Wilfrid Laurier's Gladue course goes beyond legislation, says Bryanne Smart
This article was created in partnership with Wilfrid Laurier University
Bryanne Smart has worked in Indigenous legal spaces for nearly ten years, beginning with what was then Aboriginal Legal Services of Toronto. As a Gladue caseworker and a Gladue writer, Smart became deeply committed to advocating for Indigenous people in the Canadian justice system.
“When systems have been designed to exclude that's a hard place to be,” Smart, an Indigenous woman from Six Nations of the Grand River, says. “My work consistently has been to ensure Indigenous voices are heard and Gladue is a great vehicle with which to do that.”
Within this work, Smart has come up against many misconceptions amongst those who work within the legal system about what Gladue is and how it operates in practice. She says all Canadians — but especially those who work with Indigenous populations within the legal system — should strive for deeper understanding.
Anybody can read s. 718.2 — but true education goes beyond legislation
Throughout her career, Smart has come up against many misconceptions amongst those who work within the legal system about what Gladue is and how it operates in practice. She says all Canadians — but especially those who work with Indigenous populations within the legal system — should strive for deeper understanding.
“Anybody can read s. 718.2 of the Criminal Code, but interpretation is subjective,” Smart says. “Grounding yourself in a solid understanding of what Gladue means, why it exists, how it was designed, and what are the historical patterns and impacts that led to it is different and more impactful than simply reading the law. There are a lot of opportunities for those in the legal system to keep learning: it doesn't stop.”

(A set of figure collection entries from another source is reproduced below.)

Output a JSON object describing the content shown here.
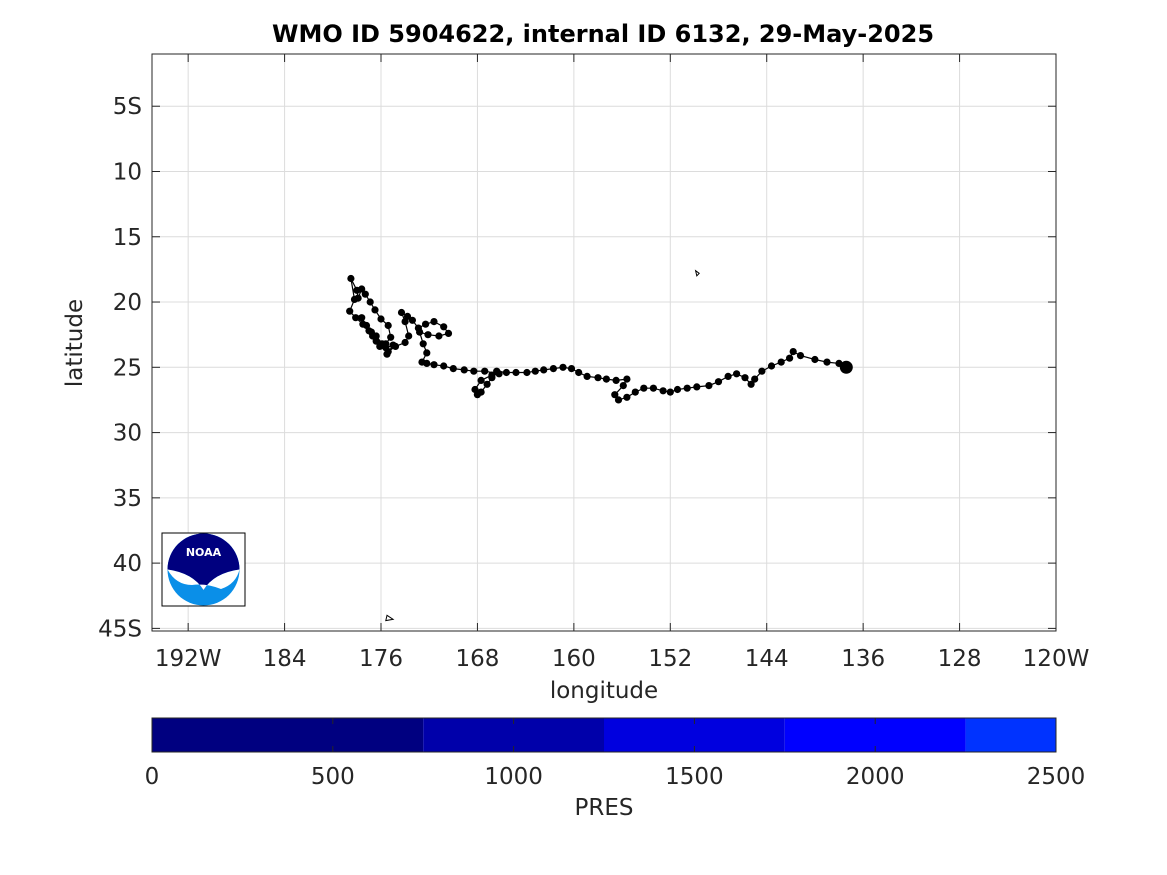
{
  "chart_data": {
    "type": "scatter",
    "title": "WMO ID 5904622, internal ID 6132, 29-May-2025",
    "xlabel": "longitude",
    "ylabel": "latitude",
    "xlim": [
      195,
      120
    ],
    "ylim": [
      1,
      45.2
    ],
    "x_ticks": [
      {
        "value": 192,
        "label": "192W"
      },
      {
        "value": 184,
        "label": "184"
      },
      {
        "value": 176,
        "label": "176"
      },
      {
        "value": 168,
        "label": "168"
      },
      {
        "value": 160,
        "label": "160"
      },
      {
        "value": 152,
        "label": "152"
      },
      {
        "value": 144,
        "label": "144"
      },
      {
        "value": 136,
        "label": "136"
      },
      {
        "value": 128,
        "label": "128"
      },
      {
        "value": 120,
        "label": "120W"
      }
    ],
    "y_ticks": [
      {
        "value": 5,
        "label": "5S"
      },
      {
        "value": 10,
        "label": "10"
      },
      {
        "value": 15,
        "label": "15"
      },
      {
        "value": 20,
        "label": "20"
      },
      {
        "value": 25,
        "label": "25"
      },
      {
        "value": 30,
        "label": "30"
      },
      {
        "value": 35,
        "label": "35"
      },
      {
        "value": 40,
        "label": "40"
      },
      {
        "value": 45,
        "label": "45S"
      }
    ],
    "grid": true,
    "track": [
      [
        137.4,
        25.0
      ],
      [
        138.0,
        24.7
      ],
      [
        139.0,
        24.6
      ],
      [
        140.0,
        24.4
      ],
      [
        141.2,
        24.1
      ],
      [
        141.8,
        23.8
      ],
      [
        142.1,
        24.3
      ],
      [
        142.8,
        24.6
      ],
      [
        143.6,
        24.9
      ],
      [
        144.4,
        25.3
      ],
      [
        145.0,
        25.9
      ],
      [
        145.3,
        26.3
      ],
      [
        145.8,
        25.8
      ],
      [
        146.5,
        25.5
      ],
      [
        147.2,
        25.7
      ],
      [
        148.0,
        26.1
      ],
      [
        148.8,
        26.4
      ],
      [
        149.8,
        26.5
      ],
      [
        150.6,
        26.6
      ],
      [
        151.4,
        26.7
      ],
      [
        152.0,
        26.9
      ],
      [
        152.6,
        26.8
      ],
      [
        153.4,
        26.6
      ],
      [
        154.2,
        26.6
      ],
      [
        154.9,
        26.9
      ],
      [
        155.6,
        27.3
      ],
      [
        156.3,
        27.5
      ],
      [
        156.6,
        27.1
      ],
      [
        155.9,
        26.4
      ],
      [
        155.6,
        25.9
      ],
      [
        156.5,
        26.0
      ],
      [
        157.3,
        25.9
      ],
      [
        158.0,
        25.8
      ],
      [
        158.9,
        25.7
      ],
      [
        159.6,
        25.4
      ],
      [
        160.2,
        25.1
      ],
      [
        160.9,
        25.0
      ],
      [
        161.7,
        25.1
      ],
      [
        162.5,
        25.2
      ],
      [
        163.2,
        25.3
      ],
      [
        163.9,
        25.4
      ],
      [
        164.8,
        25.4
      ],
      [
        165.6,
        25.4
      ],
      [
        166.4,
        25.3
      ],
      [
        166.8,
        25.8
      ],
      [
        167.2,
        26.3
      ],
      [
        167.7,
        26.9
      ],
      [
        168.0,
        27.1
      ],
      [
        168.2,
        26.7
      ],
      [
        167.7,
        26.0
      ],
      [
        166.8,
        25.6
      ],
      [
        166.2,
        25.5
      ],
      [
        167.4,
        25.3
      ],
      [
        168.3,
        25.3
      ],
      [
        169.1,
        25.2
      ],
      [
        170.0,
        25.1
      ],
      [
        170.8,
        24.9
      ],
      [
        171.6,
        24.8
      ],
      [
        172.2,
        24.7
      ],
      [
        172.6,
        24.6
      ],
      [
        172.2,
        23.9
      ],
      [
        172.5,
        23.2
      ],
      [
        172.8,
        22.3
      ],
      [
        172.1,
        22.5
      ],
      [
        171.2,
        22.6
      ],
      [
        170.4,
        22.4
      ],
      [
        170.8,
        21.9
      ],
      [
        171.6,
        21.5
      ],
      [
        172.3,
        21.7
      ],
      [
        172.9,
        22.0
      ],
      [
        173.4,
        21.4
      ],
      [
        173.8,
        21.1
      ],
      [
        174.3,
        20.8
      ],
      [
        174.0,
        21.5
      ],
      [
        173.7,
        22.6
      ],
      [
        174.0,
        23.1
      ],
      [
        174.8,
        23.4
      ],
      [
        175.4,
        23.8
      ],
      [
        175.6,
        23.2
      ],
      [
        175.2,
        22.7
      ],
      [
        175.4,
        21.8
      ],
      [
        176.0,
        21.3
      ],
      [
        176.5,
        20.6
      ],
      [
        176.9,
        20.0
      ],
      [
        177.3,
        19.4
      ],
      [
        177.6,
        19.0
      ],
      [
        177.9,
        19.7
      ],
      [
        178.0,
        19.1
      ],
      [
        178.5,
        18.2
      ],
      [
        178.2,
        19.8
      ],
      [
        178.6,
        20.7
      ],
      [
        178.1,
        21.2
      ],
      [
        177.5,
        21.7
      ],
      [
        177.0,
        22.2
      ],
      [
        176.7,
        22.6
      ],
      [
        176.4,
        23.0
      ],
      [
        176.1,
        23.4
      ],
      [
        175.6,
        23.5
      ],
      [
        175.0,
        23.3
      ],
      [
        175.5,
        24.0
      ],
      [
        175.9,
        23.2
      ],
      [
        176.4,
        22.6
      ],
      [
        176.8,
        22.3
      ],
      [
        177.2,
        21.8
      ],
      [
        177.6,
        21.2
      ]
    ],
    "start_point": [
      137.4,
      25.0
    ],
    "coastlines": [
      {
        "name": "islet-north",
        "points": [
          [
            149.9,
            17.6
          ],
          [
            149.6,
            17.8
          ],
          [
            149.8,
            18.0
          ],
          [
            149.9,
            17.6
          ]
        ]
      },
      {
        "name": "islet-south",
        "points": [
          [
            175.5,
            44.0
          ],
          [
            175.0,
            44.3
          ],
          [
            175.6,
            44.4
          ],
          [
            175.5,
            44.0
          ]
        ]
      }
    ],
    "colorbar": {
      "label": "PRES",
      "range": [
        0,
        2500
      ],
      "ticks": [
        0,
        500,
        1000,
        1500,
        2000,
        2500
      ],
      "segments": [
        {
          "from": 0,
          "to": 750,
          "color": "#000080"
        },
        {
          "from": 750,
          "to": 1250,
          "color": "#0000AA"
        },
        {
          "from": 1250,
          "to": 1750,
          "color": "#0000DF"
        },
        {
          "from": 1750,
          "to": 2250,
          "color": "#0000FF"
        },
        {
          "from": 2250,
          "to": 2500,
          "color": "#0033FF"
        }
      ]
    },
    "logo": {
      "text": "NOAA",
      "colors": {
        "navy": "#00007F",
        "sky": "#0A8FE8"
      }
    }
  }
}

To drive that education further, two years ago Smart came aboard Wilfrid Laurier University as a Gladue Mentor for the Gladue Principles: Indigenous Peoples and the Canadian Justice System program. An asynchronous program offered in two parts totaling 20 weeks, it provides working professionals the flexibility they need to fit it into their busy schedule — a critical component of the core value of the course, which is to educate as many people involved in the criminal justice system as possible about the importance of Gladue.

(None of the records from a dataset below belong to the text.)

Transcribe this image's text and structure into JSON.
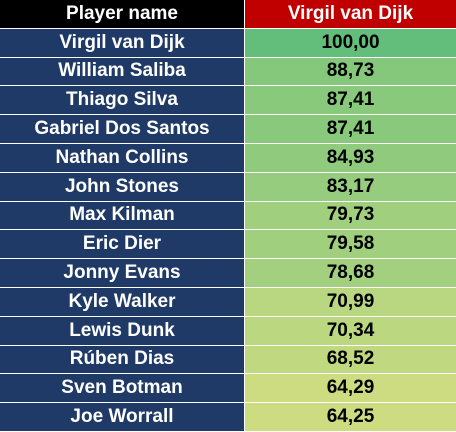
{
  "header": {
    "name_label": "Player name",
    "value_label": "Virgil van Dijk"
  },
  "rows": [
    {
      "name": "Virgil van Dijk",
      "value": "100,00",
      "color": "#63be7b"
    },
    {
      "name": "William Saliba",
      "value": "88,73",
      "color": "#85c87c"
    },
    {
      "name": "Thiago Silva",
      "value": "87,41",
      "color": "#88c97c"
    },
    {
      "name": "Gabriel Dos Santos",
      "value": "87,41",
      "color": "#88c97c"
    },
    {
      "name": "Nathan Collins",
      "value": "84,93",
      "color": "#90cb7d"
    },
    {
      "name": "John Stones",
      "value": "83,17",
      "color": "#95cc7d"
    },
    {
      "name": "Max Kilman",
      "value": "79,73",
      "color": "#a0cf7e"
    },
    {
      "name": "Eric Dier",
      "value": "79,58",
      "color": "#a0cf7e"
    },
    {
      "name": "Jonny Evans",
      "value": "78,68",
      "color": "#a2d07e"
    },
    {
      "name": "Kyle Walker",
      "value": "70,99",
      "color": "#b9d680"
    },
    {
      "name": "Lewis Dunk",
      "value": "70,34",
      "color": "#bbd780"
    },
    {
      "name": "Rúben Dias",
      "value": "68,52",
      "color": "#c0d880"
    },
    {
      "name": "Sven Botman",
      "value": "64,29",
      "color": "#cddc81"
    },
    {
      "name": "Joe Worrall",
      "value": "64,25",
      "color": "#cddc81"
    }
  ]
}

With start dates on the 1st of every month from January to October, Smart works closely with a continuous stream of learners — from lawyers and police officers to court staff — as they gain a more fulsome understanding of the history of Indigenous people, its intersection with the law, and how that fed into the landmark Supreme Court of Canada decision, R. v. Gladue. The course, a 2022 Program Award Winner, lays it out well, Smart notes, because “it helps learners see that it's all connected — Gladue didn’t come out of nowhere. It came out of years and years of over-representation and systemic challenges.” The program also includes interviews with many different players in the criminal justice system to illustrate how Gladue is incorporated into those different positions.
Applicable Canada-wide and developed by Indigenous people, the program invites learners to grapple not only with the reality that the criminal justice system has been and continues to be systemically racist — as of January 2020, Canada’s Office of the Correctional Investigator announced that persons of Indigenous ancestry in federal custody surpassed 30%, despite only accounting for 4% of the general Canadian population — but with the fact that they likely have played a part in upholding the inequity through their own action or non-action.

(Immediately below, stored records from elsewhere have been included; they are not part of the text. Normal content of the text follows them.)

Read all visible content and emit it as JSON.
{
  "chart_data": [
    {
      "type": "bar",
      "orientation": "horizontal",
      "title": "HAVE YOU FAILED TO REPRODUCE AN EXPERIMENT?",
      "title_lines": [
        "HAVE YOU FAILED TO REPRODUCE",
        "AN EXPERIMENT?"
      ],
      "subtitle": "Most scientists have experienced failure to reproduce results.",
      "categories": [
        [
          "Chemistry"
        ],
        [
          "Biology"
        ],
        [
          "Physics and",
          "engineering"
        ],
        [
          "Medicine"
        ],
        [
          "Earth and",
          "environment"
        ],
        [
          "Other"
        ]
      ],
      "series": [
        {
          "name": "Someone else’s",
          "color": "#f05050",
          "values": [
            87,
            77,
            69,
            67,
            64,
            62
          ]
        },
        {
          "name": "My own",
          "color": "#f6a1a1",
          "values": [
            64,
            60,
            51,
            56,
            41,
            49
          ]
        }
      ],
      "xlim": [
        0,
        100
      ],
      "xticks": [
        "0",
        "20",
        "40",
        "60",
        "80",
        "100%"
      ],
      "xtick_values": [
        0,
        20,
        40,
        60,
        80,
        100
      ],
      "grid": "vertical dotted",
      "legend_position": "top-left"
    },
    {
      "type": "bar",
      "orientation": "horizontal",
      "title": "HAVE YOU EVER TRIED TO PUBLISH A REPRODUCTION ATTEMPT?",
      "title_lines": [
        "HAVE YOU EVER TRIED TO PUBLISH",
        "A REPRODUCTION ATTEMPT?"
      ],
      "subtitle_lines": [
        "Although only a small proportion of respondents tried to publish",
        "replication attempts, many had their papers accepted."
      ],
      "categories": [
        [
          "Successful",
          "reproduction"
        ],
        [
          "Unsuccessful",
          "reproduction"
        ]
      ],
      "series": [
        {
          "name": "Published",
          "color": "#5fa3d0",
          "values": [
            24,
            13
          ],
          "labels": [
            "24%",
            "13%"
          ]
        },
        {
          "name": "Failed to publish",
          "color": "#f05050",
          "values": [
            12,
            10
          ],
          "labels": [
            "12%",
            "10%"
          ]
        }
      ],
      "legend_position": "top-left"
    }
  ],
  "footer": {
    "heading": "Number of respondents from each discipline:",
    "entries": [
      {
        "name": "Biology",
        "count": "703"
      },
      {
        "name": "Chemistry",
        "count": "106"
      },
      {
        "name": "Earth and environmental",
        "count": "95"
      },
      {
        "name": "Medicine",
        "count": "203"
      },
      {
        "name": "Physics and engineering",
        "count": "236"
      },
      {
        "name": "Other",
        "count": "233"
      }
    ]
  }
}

A willingness to reflect and redirect
A highlight for Smart are the self-reflections participants complete at the end of the course — “Being reflective about this learning creates a depth of understanding that moves away from that surface-level discussion of what you might have heard your peers talk about when it comes to Gladue, and really understand all the parameters that make Gladue what it is: that's what this course does really well,” she notes — because not only do almost all of them report learning something new, many are also willing to admit what they thought they knew was wrong. She often sees lawyers who have been practicing for decades look at past situations and say they should have handled it differently, and that admission is a powerful one.
“People understand things differently from this course and it's not necessarily about Gladue specifically, but about the broader learning they’re able to take from the program,” Smart says, adding it changes how they see the clients they’re serving by underscoring the fact that they are human beings that aren’t always viewed as such, especially in settings like the legal system. “If you want to change spaces or create opportunities for people to thrive you must be aware, otherwise you’re upholding the status quo.”
Ultimately, it's everybody's responsibility to learn about what's happened in Canada “in the context of law, but also in the context of life,” Smart says, and she’s taken that responsibility to heart professionally and personally by continuously practices what she preaches.
“I never get tired of telling these stories: these are people's lives and experiences and they're not small, they're really big and they're important. You don't stop learning — I have been in this space a long time, but there are still things to uncover and I’m open to it. I’m so proud of that.”